Knowledge society merupakan bagian dari wacana kehidupan masyarakat global. Indonesia sebagai bangsa yang secara pasti akan turut bermain di pentas persaingan global, tidak boleh tidak, harus bisa juga mengikuti wacana itu melalui peningkatan mutu pendidikan,7 agar tidak menjadi bangsa yang termarjinal di hadapan bangsa-bangsa lain. Sebab knowledge society adalah suatu keniscayaan dalam menghadapi proses globalisasi, yang ditandai dengan persaingan keras itu.
Knowledge society pada dasarnya adalah suatu fenomena kehidupan umat manusia yang merupakan suatu proses yang lebih bersifat kultural daripada alamiah. Ini berarti, bahwa knowlede society sebagai proses budaya tentu saja tidak dengan sendirinya bisa berada, tetapi membutuhkan suatu proses belajar dan pendidikan. Dalam konteks ini pendidikan memiliki peranan penting, yang mutlak dilakukan oleh suatu negara (pemerintah) dengan jalan, misalnya, menyediakan sarana dan prasarana serta anggaran pendidikan yang cukup untuk membentuk dan mewujudkan knowledge society tersebut.
Realitas
Di Indonesia, gejala knowledge society mungkin bisa dikatakan belum sepenuhnya ada pada masyarakat secara keseluruhan. Paling hanya terdapat pada masyarakat perkotaan saja, tidak (belum) pada masyarakat pedesaan. Hal ini nampak dari sistem pengetahuan dan komunikasi masyarakat desa yang sebagian besar masih menyandarkan diri pada sistem oral bukan sistem media.8 Padahal, sebagian besar bangsa ini terdiri dari masyarakat desa, yang tingkat pendidikannya relatif masih rendah dan bahkan ada yang tak berpendidikan sama sekali.
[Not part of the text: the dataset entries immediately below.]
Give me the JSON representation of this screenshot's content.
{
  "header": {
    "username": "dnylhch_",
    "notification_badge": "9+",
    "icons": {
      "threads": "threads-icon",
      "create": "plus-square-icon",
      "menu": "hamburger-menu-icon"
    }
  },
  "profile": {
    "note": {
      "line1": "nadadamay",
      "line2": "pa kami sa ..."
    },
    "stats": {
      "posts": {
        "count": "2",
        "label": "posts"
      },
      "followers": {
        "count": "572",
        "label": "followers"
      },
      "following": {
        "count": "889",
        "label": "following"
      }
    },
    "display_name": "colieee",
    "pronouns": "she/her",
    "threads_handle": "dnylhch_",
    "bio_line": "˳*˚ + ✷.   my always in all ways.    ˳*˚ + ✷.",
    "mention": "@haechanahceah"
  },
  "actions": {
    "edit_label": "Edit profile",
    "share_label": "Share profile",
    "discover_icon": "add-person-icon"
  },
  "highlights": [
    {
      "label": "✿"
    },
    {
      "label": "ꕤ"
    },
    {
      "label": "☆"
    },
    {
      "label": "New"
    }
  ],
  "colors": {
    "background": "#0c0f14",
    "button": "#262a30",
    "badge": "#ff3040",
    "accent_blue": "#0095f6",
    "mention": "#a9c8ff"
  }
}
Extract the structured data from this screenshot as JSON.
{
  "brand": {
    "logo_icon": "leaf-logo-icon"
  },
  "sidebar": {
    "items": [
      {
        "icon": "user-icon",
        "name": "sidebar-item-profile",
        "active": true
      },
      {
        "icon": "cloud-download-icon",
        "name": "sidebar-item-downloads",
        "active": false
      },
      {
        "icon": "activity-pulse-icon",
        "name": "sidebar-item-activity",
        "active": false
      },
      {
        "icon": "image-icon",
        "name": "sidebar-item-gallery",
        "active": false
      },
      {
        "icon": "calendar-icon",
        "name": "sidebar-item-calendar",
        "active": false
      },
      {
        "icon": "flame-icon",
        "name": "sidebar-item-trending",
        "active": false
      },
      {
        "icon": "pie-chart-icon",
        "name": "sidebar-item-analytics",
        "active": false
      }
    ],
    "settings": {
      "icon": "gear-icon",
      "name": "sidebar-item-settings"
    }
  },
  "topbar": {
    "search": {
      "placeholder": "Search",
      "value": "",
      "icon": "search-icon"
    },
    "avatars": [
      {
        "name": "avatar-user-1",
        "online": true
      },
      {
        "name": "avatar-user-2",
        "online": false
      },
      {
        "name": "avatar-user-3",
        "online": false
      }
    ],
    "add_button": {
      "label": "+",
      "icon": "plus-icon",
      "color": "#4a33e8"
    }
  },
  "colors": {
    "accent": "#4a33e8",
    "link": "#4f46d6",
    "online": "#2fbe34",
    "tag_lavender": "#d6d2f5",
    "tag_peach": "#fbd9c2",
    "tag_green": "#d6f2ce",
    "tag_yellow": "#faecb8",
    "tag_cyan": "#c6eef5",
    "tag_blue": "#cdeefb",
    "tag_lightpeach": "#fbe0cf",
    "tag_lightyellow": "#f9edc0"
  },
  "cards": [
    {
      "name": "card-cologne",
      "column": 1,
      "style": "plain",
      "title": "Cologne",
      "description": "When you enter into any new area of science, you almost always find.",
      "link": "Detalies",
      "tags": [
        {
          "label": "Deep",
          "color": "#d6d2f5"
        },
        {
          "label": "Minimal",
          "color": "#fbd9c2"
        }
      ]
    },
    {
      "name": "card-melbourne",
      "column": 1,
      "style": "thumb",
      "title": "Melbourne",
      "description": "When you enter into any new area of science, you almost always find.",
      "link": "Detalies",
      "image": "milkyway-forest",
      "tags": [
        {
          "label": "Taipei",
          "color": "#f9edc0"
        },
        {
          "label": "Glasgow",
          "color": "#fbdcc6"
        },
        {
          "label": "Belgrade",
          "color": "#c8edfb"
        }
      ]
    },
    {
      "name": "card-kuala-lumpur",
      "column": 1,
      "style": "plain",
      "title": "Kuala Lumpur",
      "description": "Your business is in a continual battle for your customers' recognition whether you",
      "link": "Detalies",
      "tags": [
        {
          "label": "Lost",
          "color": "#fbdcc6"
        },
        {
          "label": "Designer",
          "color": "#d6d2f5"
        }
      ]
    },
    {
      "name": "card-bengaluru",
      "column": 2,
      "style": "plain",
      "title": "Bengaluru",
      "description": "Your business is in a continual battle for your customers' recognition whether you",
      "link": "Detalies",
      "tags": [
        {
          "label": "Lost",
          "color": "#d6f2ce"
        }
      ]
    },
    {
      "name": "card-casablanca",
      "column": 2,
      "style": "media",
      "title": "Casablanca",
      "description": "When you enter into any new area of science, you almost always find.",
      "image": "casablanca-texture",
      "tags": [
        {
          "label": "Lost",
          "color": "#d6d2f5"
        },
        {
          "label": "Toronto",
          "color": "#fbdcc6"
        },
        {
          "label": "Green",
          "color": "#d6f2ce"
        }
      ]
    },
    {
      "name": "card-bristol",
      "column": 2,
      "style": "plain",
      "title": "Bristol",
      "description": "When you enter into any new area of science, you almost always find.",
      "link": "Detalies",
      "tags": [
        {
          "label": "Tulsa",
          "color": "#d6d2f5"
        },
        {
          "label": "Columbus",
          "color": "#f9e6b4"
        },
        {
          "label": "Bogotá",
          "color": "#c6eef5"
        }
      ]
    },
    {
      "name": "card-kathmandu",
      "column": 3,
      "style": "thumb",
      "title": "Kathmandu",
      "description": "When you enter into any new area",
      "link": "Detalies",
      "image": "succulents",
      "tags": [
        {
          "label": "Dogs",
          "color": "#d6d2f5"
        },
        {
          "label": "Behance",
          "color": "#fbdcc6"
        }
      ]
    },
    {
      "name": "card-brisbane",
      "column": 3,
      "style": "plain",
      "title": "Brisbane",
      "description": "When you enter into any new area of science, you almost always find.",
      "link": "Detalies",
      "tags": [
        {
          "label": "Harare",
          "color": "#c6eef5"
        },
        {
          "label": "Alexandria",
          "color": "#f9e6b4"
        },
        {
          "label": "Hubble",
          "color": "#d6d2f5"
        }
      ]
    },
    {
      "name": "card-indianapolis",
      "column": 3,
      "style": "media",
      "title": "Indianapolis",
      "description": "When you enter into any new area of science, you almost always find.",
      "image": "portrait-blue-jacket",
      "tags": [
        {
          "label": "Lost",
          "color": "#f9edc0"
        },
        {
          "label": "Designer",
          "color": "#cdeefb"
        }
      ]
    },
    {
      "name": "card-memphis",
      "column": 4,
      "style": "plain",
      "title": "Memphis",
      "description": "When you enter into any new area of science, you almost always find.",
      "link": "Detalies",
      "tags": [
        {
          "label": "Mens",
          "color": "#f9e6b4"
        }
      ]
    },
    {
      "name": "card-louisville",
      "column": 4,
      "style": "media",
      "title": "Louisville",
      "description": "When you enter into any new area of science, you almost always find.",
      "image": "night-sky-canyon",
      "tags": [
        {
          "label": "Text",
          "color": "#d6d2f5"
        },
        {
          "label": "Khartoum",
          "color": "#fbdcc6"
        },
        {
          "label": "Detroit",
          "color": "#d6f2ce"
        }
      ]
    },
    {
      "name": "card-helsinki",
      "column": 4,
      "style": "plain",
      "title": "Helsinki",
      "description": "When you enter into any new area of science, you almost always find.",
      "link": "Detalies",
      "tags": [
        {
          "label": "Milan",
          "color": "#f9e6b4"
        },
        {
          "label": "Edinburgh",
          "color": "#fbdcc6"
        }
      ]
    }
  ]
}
Keadaan tersebut, secara tidak langsung, menggambarkan bahwa proses-proses pembangunan yang terjadi di tanah air selama ini belum menyentuh sepenuhnya pada masyarakat lapisan bawah (grass roots). Wajar kiranya bila kemajuan seluruh aspek kehidupan masyarakat di negeri ini menjadi terhambat. Karena semua itu tidak didukung oleh sarana dan prasarana yang memadai dan representatif dalam pengelolaan hidup bermasyarakat, berbangsa dan bernegara, khususnya di sektor pendidikan dan kebudayaan. Hal ini terlihat pada institusi pendidikan khususnya perguruan tinggi yang handal sebagai agen of change terkonsentrasi di kota-kota besar dan di pulau Jawa saja, yang sekaligus membuat para intelektual terpusat di tempat-tempat tertentu. Akibatnya masyarakat pedesaan, hingga kini, terpinggirkan dari proses-proses pembangunan, baik di bidang pendidikan, politik maupun ekonomi. Tidak seperti di Amerika Serikat, yang secara sistematis disebar-luaskan secara berimbang di seluruh negeri. Di pantai Timur Amerika ada perguruan tinggi Harvard, MIT, Yale, Colombia. Di pantai Barat terdapat perguruan tinggi Stanford, Berkeley, UCLA. Di Utara ada University of Wisconsin dan di Selatan terdapat University of Texas.9
Dapat dikatakan bahwa bentuk dan sistem pengelolaan pendidikan yang realisatis ternyata memiliki pengaruh yang cukup besar bagi kemajuan suatu bangsa. Misalnya, pada tahun 1999 Human Development Index Report melaporkan, bahwa tingkat kemajuan pendidikan Indonesia berada di urutan ke-105. Urutan ini jauh tertinggal bila dibandingkan dengan negara-negara lain, bahkan di kawasan Asia sekalipun. Singapura berada pada posisi ke-22, Brunei Darussalam (25), Malaysia (56), Thailand (67), Filipina (77), dan Sri Langka saja pada posisi ke-90.10 Bahkan pada tahun 2000 menunjukkan, bahwa peringkat kualitas Sumber Daya Manusia (SDM) Indonesia berada di peringkat ke-109, setingkat lebih rendah dibandingkan Vietnam. Peringkat Jepang nomor sembilan, Malaysia di urutan 61 dan Thailand di urutan 76. Demikian juga dalam hal daya saing, SDM Indonesia juga menduduki peringkat rendah, yakni peringkat ke-46, jauh di bawah Singapura dan Malaysia.11 Inilah kondisi obyektif yang menggambarkan bahwa daya saing bangsa ini di alam global sangat lemah.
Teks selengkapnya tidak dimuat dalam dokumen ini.